“TMS/TFRS’ye göre tutulacak” ya da “VUK’a göre tutulacak” derken, başına eklediğiniz nesneye göre anlam değişiyor. Defter mi tutulacak, muhasebe mi tutulacak?
Defterler VUK’a göre tutulacak. Ayrıca TTK’daki defter tutma yükümlülüklerine de uyulacak. Bunu hem TTK md. 64 gereği ve hem de VUK md. 175/2 gereği başka türlü söyleme imkânı yok.
Kimse “TMS/TFRS’ye göre defter tutulacak.” diyemez. Birçokları bunu 30.06.2012 tarihine kadar söylüyordu. Çünkü TTK md. 64/1’in değişmeden önceki hali buna imkân veriyordu.
TTK’da yapılan değişiklikle, tacirin, defterlerini tutarken TMS’yi referans almasının önüne geçilmiştir. Bu değişiklikle, bir yanlış düzeltilmiş ve doğru hale getirilmiştir. TTK’nın değişmeden önceki hükmündeki hata düzeltilmiştir.
Çünkü TMS/TFRS’de defter düzenlenmez, defter tutmak düzenlenmez. TMS/TFRS’de, tutulacak defterlere ve defterlerin nasıl tutulacağına ilişkin bir kural yoktur. Herhalde, bundan sonra da, UFRS’nin patronu International Accounting Standards Board böyle bir kural getirmeyecektir. Kanaatimizce, bu gibi kurallar TMS/TFRS’nin sistemine de uymaz.[1]
TMS/TFRS’deki hiç bir kural, tutulacak defterler ve bu defterlerin tutulma usulleri konusunda VUK ve TTK’daki hükümlerin üstüne bir şey koyamaz, bir katkı sağlayamaz.
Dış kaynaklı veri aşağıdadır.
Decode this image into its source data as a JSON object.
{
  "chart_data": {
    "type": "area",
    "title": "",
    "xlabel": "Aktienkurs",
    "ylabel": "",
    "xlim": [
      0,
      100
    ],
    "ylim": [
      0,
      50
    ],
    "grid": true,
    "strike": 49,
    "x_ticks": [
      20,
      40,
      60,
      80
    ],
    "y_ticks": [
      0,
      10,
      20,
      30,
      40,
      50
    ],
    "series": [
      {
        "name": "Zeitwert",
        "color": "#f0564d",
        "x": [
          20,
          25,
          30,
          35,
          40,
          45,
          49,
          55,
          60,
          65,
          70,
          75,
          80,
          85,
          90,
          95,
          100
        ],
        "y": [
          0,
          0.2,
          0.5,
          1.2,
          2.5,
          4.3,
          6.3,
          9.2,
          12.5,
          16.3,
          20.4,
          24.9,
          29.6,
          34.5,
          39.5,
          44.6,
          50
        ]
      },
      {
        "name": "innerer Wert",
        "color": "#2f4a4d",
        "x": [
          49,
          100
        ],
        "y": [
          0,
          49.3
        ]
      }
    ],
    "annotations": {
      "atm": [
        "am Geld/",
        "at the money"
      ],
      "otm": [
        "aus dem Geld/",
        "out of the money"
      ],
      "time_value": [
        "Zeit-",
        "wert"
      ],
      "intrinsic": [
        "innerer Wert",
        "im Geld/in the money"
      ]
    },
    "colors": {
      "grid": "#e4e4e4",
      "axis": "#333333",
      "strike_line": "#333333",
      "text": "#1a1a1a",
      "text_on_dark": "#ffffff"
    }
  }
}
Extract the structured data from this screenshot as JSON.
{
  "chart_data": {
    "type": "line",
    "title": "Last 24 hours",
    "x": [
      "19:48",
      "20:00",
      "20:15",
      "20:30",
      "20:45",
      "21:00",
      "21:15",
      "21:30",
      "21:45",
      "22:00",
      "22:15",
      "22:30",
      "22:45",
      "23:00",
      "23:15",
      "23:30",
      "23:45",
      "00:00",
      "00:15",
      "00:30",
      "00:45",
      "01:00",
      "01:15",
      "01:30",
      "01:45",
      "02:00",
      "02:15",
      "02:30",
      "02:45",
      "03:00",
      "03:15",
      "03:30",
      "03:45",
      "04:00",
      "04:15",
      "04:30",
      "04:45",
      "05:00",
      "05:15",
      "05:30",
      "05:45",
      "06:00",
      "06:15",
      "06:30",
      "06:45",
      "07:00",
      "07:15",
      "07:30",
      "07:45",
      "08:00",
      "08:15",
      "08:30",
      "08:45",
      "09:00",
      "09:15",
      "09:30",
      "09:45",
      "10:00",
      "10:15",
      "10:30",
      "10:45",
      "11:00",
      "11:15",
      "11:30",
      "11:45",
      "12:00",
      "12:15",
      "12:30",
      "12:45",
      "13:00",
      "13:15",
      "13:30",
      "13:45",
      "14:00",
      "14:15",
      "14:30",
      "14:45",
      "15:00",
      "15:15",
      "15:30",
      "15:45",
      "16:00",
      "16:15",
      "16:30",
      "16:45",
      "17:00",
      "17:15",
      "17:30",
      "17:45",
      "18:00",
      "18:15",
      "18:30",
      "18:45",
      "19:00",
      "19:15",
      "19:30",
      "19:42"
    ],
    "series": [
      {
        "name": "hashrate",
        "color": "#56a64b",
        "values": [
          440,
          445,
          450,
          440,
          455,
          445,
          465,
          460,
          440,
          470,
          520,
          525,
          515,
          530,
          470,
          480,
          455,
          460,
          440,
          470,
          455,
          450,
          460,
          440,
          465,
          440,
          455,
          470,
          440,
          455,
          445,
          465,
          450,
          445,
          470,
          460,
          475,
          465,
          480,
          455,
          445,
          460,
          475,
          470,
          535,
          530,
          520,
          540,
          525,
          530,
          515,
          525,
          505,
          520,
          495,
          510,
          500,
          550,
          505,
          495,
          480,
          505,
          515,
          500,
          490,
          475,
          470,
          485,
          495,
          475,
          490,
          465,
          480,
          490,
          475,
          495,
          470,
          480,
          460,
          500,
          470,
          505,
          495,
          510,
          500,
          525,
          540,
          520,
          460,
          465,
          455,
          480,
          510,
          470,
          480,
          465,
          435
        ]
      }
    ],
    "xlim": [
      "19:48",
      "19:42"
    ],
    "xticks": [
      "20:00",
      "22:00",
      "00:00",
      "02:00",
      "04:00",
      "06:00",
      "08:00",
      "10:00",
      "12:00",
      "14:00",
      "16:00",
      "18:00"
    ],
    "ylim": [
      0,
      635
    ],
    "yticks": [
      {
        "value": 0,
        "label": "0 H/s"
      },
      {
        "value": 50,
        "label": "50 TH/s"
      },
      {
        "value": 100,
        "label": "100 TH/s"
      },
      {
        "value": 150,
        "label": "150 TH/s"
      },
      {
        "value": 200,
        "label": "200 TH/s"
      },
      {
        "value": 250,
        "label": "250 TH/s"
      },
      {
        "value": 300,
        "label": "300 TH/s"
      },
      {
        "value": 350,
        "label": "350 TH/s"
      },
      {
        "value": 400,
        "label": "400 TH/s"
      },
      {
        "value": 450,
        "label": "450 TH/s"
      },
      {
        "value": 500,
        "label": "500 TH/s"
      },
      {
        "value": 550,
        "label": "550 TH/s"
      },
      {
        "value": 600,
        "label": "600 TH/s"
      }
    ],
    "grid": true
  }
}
Muhasebe bir sistemdir. Bunu 6102 sayılı TTK’nın madde (64 ve 375) gerekçeleri de, Maliye Bakanlığının “Muhasebe Sistemi Uygulama Genel Tebliğleri” (MSUT) de böyle söylemektedir;
MSUT Sıra No 1 ve Sıra No 4 “muhasebe sistemi”ni düzenlemektedir. MSUT/1’in Giriş’inde şöyle yazar:
213 sayılı Vergi Usul Kanununun 175 ve mükerrer 257. maddelerinin Bakanlığımıza verdiği yetkiye dayanılarak;
a) Muhasebenin Temel Kavramları,
b) Muhasebe Politikalarının Açıklanması,
c) Mali Tablolar İlkeleri,
d) Mali Tabloların Düzenlenmesi ve Sunulması
e) Tekdüzen Hesap Çerçevesi Hesap Planı ve İşleyişi,
konularında düzenlemeler yapılmış ve bu düzenlemeler Tebliğin ekini oluşturmuştur.”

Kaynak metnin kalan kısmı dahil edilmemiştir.